Cultural Ecosystem” as a Resistance to Symbolization
ーYou just mentioned “cultural ecosystem” as a vision for “EASTEAST_TOKYO2023. I also participated in the “Imagining/Creating a Cultural Ecosystem” talk event held during the exhibition, and took part in the discussion. On your website, it says, “We aim to create a ‘cultural ecosystem’ in which the market economy and culture/art interact in a fair manner.“
Kurotaki: I don’t know if it directly leads to a “cultural ecosystem,” but for example, our booth was approached by a gallery in Shanghai after we held that exhibition. In this sense, we can say that we have created new opportunities for connections. Or, we have received several other proposals, and we said, “If that’s the approach you want to take, why don’t you ask another team you met at EASTEAST_TOKYO2023 to join us?” And so on. We are now in the stage of sharing offers. I think that we are naturally supporting each other, or the possibility of mutual support has emerged.
ーSo, not only within the team, but also horizontal connections with other artists and galleries have been created.

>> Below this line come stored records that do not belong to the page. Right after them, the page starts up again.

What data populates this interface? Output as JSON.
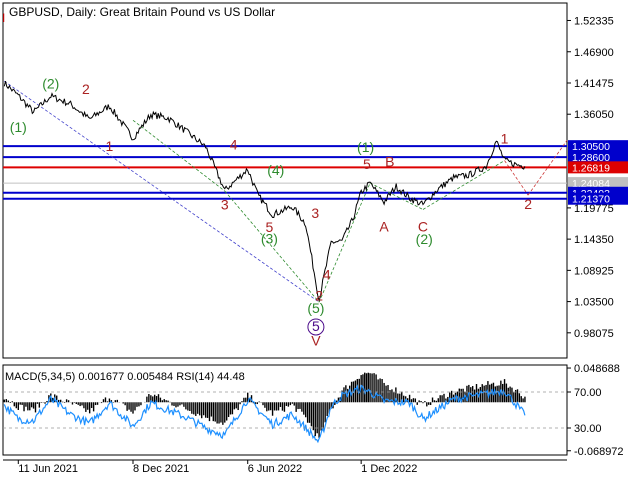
{
  "chart_data": {
    "type": "line",
    "title": "GBPUSD, Daily:  Great Britain Pound vs US Dollar",
    "corner_mark": "I",
    "main": {
      "ylim": [
        0.937,
        1.5537
      ],
      "y_ticks": [
        "1.52335",
        "1.46900",
        "1.41475",
        "1.36050",
        "1.19775",
        "1.14350",
        "1.08925",
        "1.03500",
        "0.98075"
      ],
      "series_name": "GBPUSD",
      "x": [
        "2021-05-20",
        "2021-06-11",
        "2021-07-05",
        "2021-08-01",
        "2021-09-01",
        "2021-10-01",
        "2021-11-01",
        "2021-12-08",
        "2022-01-05",
        "2022-02-01",
        "2022-03-01",
        "2022-04-01",
        "2022-05-01",
        "2022-06-06",
        "2022-06-22",
        "2022-07-15",
        "2022-08-15",
        "2022-09-05",
        "2022-09-26",
        "2022-10-15",
        "2022-11-01",
        "2022-11-18",
        "2022-12-01",
        "2022-12-15",
        "2023-01-06",
        "2023-01-25",
        "2023-02-15",
        "2023-03-08",
        "2023-03-31",
        "2023-04-25",
        "2023-05-20",
        "2023-06-15",
        "2023-07-01",
        "2023-07-14",
        "2023-08-01",
        "2023-08-15"
      ],
      "y": [
        1.415,
        1.393,
        1.364,
        1.392,
        1.378,
        1.352,
        1.375,
        1.319,
        1.36,
        1.354,
        1.331,
        1.304,
        1.228,
        1.265,
        1.22,
        1.186,
        1.2,
        1.17,
        1.038,
        1.138,
        1.14,
        1.178,
        1.225,
        1.241,
        1.208,
        1.235,
        1.215,
        1.203,
        1.23,
        1.25,
        1.255,
        1.27,
        1.314,
        1.28,
        1.273,
        1.27
      ],
      "levels": [
        {
          "label": "1.30500",
          "value": 1.305,
          "color": "#0000cc",
          "bg": "#0000cc",
          "fg": "#ffffff"
        },
        {
          "label": "1.28600",
          "value": 1.286,
          "color": "#0000cc",
          "bg": "#0000cc",
          "fg": "#ffffff"
        },
        {
          "label": "1.26819",
          "value": 1.26819,
          "color": "#dd0000",
          "bg": "#dd0000",
          "fg": "#ffffff"
        },
        {
          "label": "1.24084",
          "value": 1.24084,
          "color": "#c0c0c0",
          "bg": "#c0c0c0",
          "fg": "#ffffff"
        },
        {
          "label": "1.22403",
          "value": 1.22403,
          "color": "#0000cc",
          "bg": "#0000cc",
          "fg": "#ffffff"
        },
        {
          "label": "1.21370",
          "value": 1.2137,
          "color": "#0000cc",
          "bg": "#0000cc",
          "fg": "#ffffff"
        }
      ],
      "guides": [
        {
          "from": [
            "2021-05-20",
            1.418
          ],
          "to": [
            "2022-09-26",
            1.034
          ],
          "color": "#4444cc"
        },
        {
          "from": [
            "2021-12-08",
            1.35
          ],
          "to": [
            "2022-05-01",
            1.227
          ],
          "color": "#2e8b2e"
        },
        {
          "from": [
            "2022-05-01",
            1.227
          ],
          "to": [
            "2022-09-26",
            1.034
          ],
          "color": "#2e8b2e"
        },
        {
          "from": [
            "2022-09-26",
            1.034
          ],
          "to": [
            "2022-12-15",
            1.241
          ],
          "color": "#2e8b2e"
        },
        {
          "from": [
            "2022-12-15",
            1.241
          ],
          "to": [
            "2023-03-08",
            1.195
          ],
          "color": "#2e8b2e"
        },
        {
          "from": [
            "2023-03-08",
            1.195
          ],
          "to": [
            "2023-07-14",
            1.28
          ],
          "color": "#2e8b2e"
        },
        {
          "from": [
            "2023-07-14",
            1.28
          ],
          "to": [
            "2023-08-20",
            1.22
          ],
          "color": "#cc3333"
        },
        {
          "from": [
            "2023-08-20",
            1.22
          ],
          "to": [
            "2023-10-20",
            1.315
          ],
          "color": "#cc3333"
        }
      ],
      "wave_labels": [
        {
          "text": "(1)",
          "x": "2021-06-11",
          "y": 1.33,
          "color": "#2e8b2e"
        },
        {
          "text": "(2)",
          "x": "2021-08-01",
          "y": 1.405,
          "color": "#2e8b2e"
        },
        {
          "text": "2",
          "x": "2021-09-25",
          "y": 1.396,
          "color": "#aa2222"
        },
        {
          "text": "1",
          "x": "2021-11-01",
          "y": 1.297,
          "color": "#aa2222"
        },
        {
          "text": "4",
          "x": "2022-05-15",
          "y": 1.299,
          "color": "#aa2222"
        },
        {
          "text": "3",
          "x": "2022-05-01",
          "y": 1.195,
          "color": "#aa2222"
        },
        {
          "text": "5",
          "x": "2022-07-10",
          "y": 1.156,
          "color": "#aa2222"
        },
        {
          "text": "(3)",
          "x": "2022-07-10",
          "y": 1.136,
          "color": "#2e8b2e"
        },
        {
          "text": "(4)",
          "x": "2022-07-20",
          "y": 1.255,
          "color": "#2e8b2e"
        },
        {
          "text": "3",
          "x": "2022-09-20",
          "y": 1.18,
          "color": "#aa2222"
        },
        {
          "text": "4",
          "x": "2022-10-08",
          "y": 1.073,
          "color": "#aa2222"
        },
        {
          "text": "2",
          "x": "2022-09-26",
          "y": 1.037,
          "color": "#aa2222"
        },
        {
          "text": "(5)",
          "x": "2022-09-21",
          "y": 1.015,
          "color": "#2e8b2e"
        },
        {
          "text": "5",
          "x": "2022-09-21",
          "y": 0.984,
          "color": "#4a0a8a"
        },
        {
          "text": "V",
          "x": "2022-09-21",
          "y": 0.959,
          "color": "#aa2222"
        },
        {
          "text": "(1)",
          "x": "2022-12-08",
          "y": 1.295,
          "color": "#2e8b2e"
        },
        {
          "text": "5",
          "x": "2022-12-10",
          "y": 1.265,
          "color": "#aa2222"
        },
        {
          "text": "B",
          "x": "2023-01-15",
          "y": 1.27,
          "color": "#aa2222"
        },
        {
          "text": "A",
          "x": "2023-01-06",
          "y": 1.157,
          "color": "#aa2222"
        },
        {
          "text": "C",
          "x": "2023-03-08",
          "y": 1.157,
          "color": "#aa2222"
        },
        {
          "text": "(2)",
          "x": "2023-03-10",
          "y": 1.135,
          "color": "#2e8b2e"
        },
        {
          "text": "1",
          "x": "2023-07-14",
          "y": 1.31,
          "color": "#aa2222"
        },
        {
          "text": "2",
          "x": "2023-08-20",
          "y": 1.196,
          "color": "#aa2222"
        }
      ]
    },
    "indicator": {
      "label": "MACD(5,34,5) 0.001677 0.005484 RSI(14) 44.48",
      "ylim": [
        -0.075,
        0.053
      ],
      "y_ticks": [
        "0.048688",
        "70.00",
        "30.00",
        "-0.068972"
      ],
      "macd_x": [
        "2021-05-20",
        "2021-06-11",
        "2021-07-05",
        "2021-08-01",
        "2021-09-01",
        "2021-10-01",
        "2021-11-01",
        "2021-12-08",
        "2022-01-05",
        "2022-02-01",
        "2022-03-01",
        "2022-04-01",
        "2022-05-01",
        "2022-06-06",
        "2022-07-15",
        "2022-08-15",
        "2022-09-05",
        "2022-09-26",
        "2022-10-15",
        "2022-11-01",
        "2022-12-01",
        "2022-12-15",
        "2023-01-06",
        "2023-02-15",
        "2023-03-08",
        "2023-04-25",
        "2023-06-15",
        "2023-07-14",
        "2023-08-15"
      ],
      "macd_values": [
        0.008,
        -0.006,
        -0.012,
        0.01,
        -0.002,
        -0.014,
        0.008,
        -0.015,
        0.012,
        0.001,
        -0.009,
        -0.021,
        -0.03,
        0.009,
        -0.016,
        -0.004,
        -0.022,
        -0.052,
        -0.01,
        0.016,
        0.04,
        0.042,
        0.026,
        0.008,
        -0.004,
        0.015,
        0.025,
        0.028,
        0.008
      ],
      "rsi_x": [
        "2021-05-20",
        "2021-06-11",
        "2021-07-05",
        "2021-08-01",
        "2021-09-01",
        "2021-10-01",
        "2021-11-01",
        "2021-12-08",
        "2022-01-05",
        "2022-02-01",
        "2022-03-01",
        "2022-04-01",
        "2022-05-01",
        "2022-06-06",
        "2022-07-15",
        "2022-08-15",
        "2022-09-05",
        "2022-09-26",
        "2022-10-15",
        "2022-11-01",
        "2022-12-01",
        "2022-12-15",
        "2023-01-06",
        "2023-02-15",
        "2023-03-08",
        "2023-04-25",
        "2023-06-15",
        "2023-07-14",
        "2023-08-15"
      ],
      "rsi_values": [
        55,
        40,
        38,
        62,
        45,
        35,
        58,
        32,
        58,
        50,
        42,
        30,
        22,
        62,
        34,
        45,
        30,
        14,
        54,
        66,
        74,
        70,
        60,
        58,
        40,
        62,
        68,
        72,
        44
      ]
    },
    "x_ticks": [
      {
        "label": "11 Jun 2021",
        "x": "2021-06-11"
      },
      {
        "label": "8 Dec 2021",
        "x": "2021-12-08"
      },
      {
        "label": "6 Jun 2022",
        "x": "2022-06-06"
      },
      {
        "label": "1 Dec 2022",
        "x": "2022-12-01"
      }
    ],
    "xlim": [
      "2021-05-18",
      "2023-10-20"
    ],
    "colors": {
      "price": "#000000",
      "macd_hist": "#000000",
      "rsi": "#1e90ff",
      "axis": "#000000",
      "text": "#000000"
    }
  }
}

Kurotaki: Yes, we have developed relationships and contacts with people and spaces that we had previously been distant from. I don’t know if this is the right way to put it, but I have come to realize that people who I thought were acting in a way I didn’t like, have a surprisingly common perception with me, just because they were performing in such a way (haha).
ーIt’s true that some of the discomfort I felt when I only read what people said on social networking sites can be easily resolved through face to face communication in a real space (haha). This may also be an important element of the “cultural ecosystem.“
Takeda: My personal view is that in the information society, not to mention SNS, people and events are often consumed as “symbolized information.” It is true that extending “symbolization” is sometimes the best way to do business, but there are still areas where misunderstandings and divisions are created by this. It’s a sense that something connective is missing.
Therefore, I believe that we must be conscious of the trend in society to “symbolize” and consume people and events.
Takeda: What was often said at the “EASTEAST_TOKYO2023” event was, “There were more people from various communities than I had expected.” “There are this person and that person!” and so on. Actually, that is not something that we, the secretariat, created by ourselves. The liveliness that existed at that venue was something that each gallery and artist had originally. But by combining them, we were able to create a tremendous amount of enthusiasm. In other words, it was not so much that “EASTEAST_TOKYO2023” created excitement, but rather that it proved how interesting the community was that had worked so hard against symbolism. I think what was present at that event was “the sense that each and every one of us is regenerating our own community.” There were many encounters that made you say, “Oh, it’s been a long time!”
ーI felt that very much myself.
Takeda: But that is something you have built up on your own. As a result, I think that everyone has regained a sense of community that they had almost forgotten.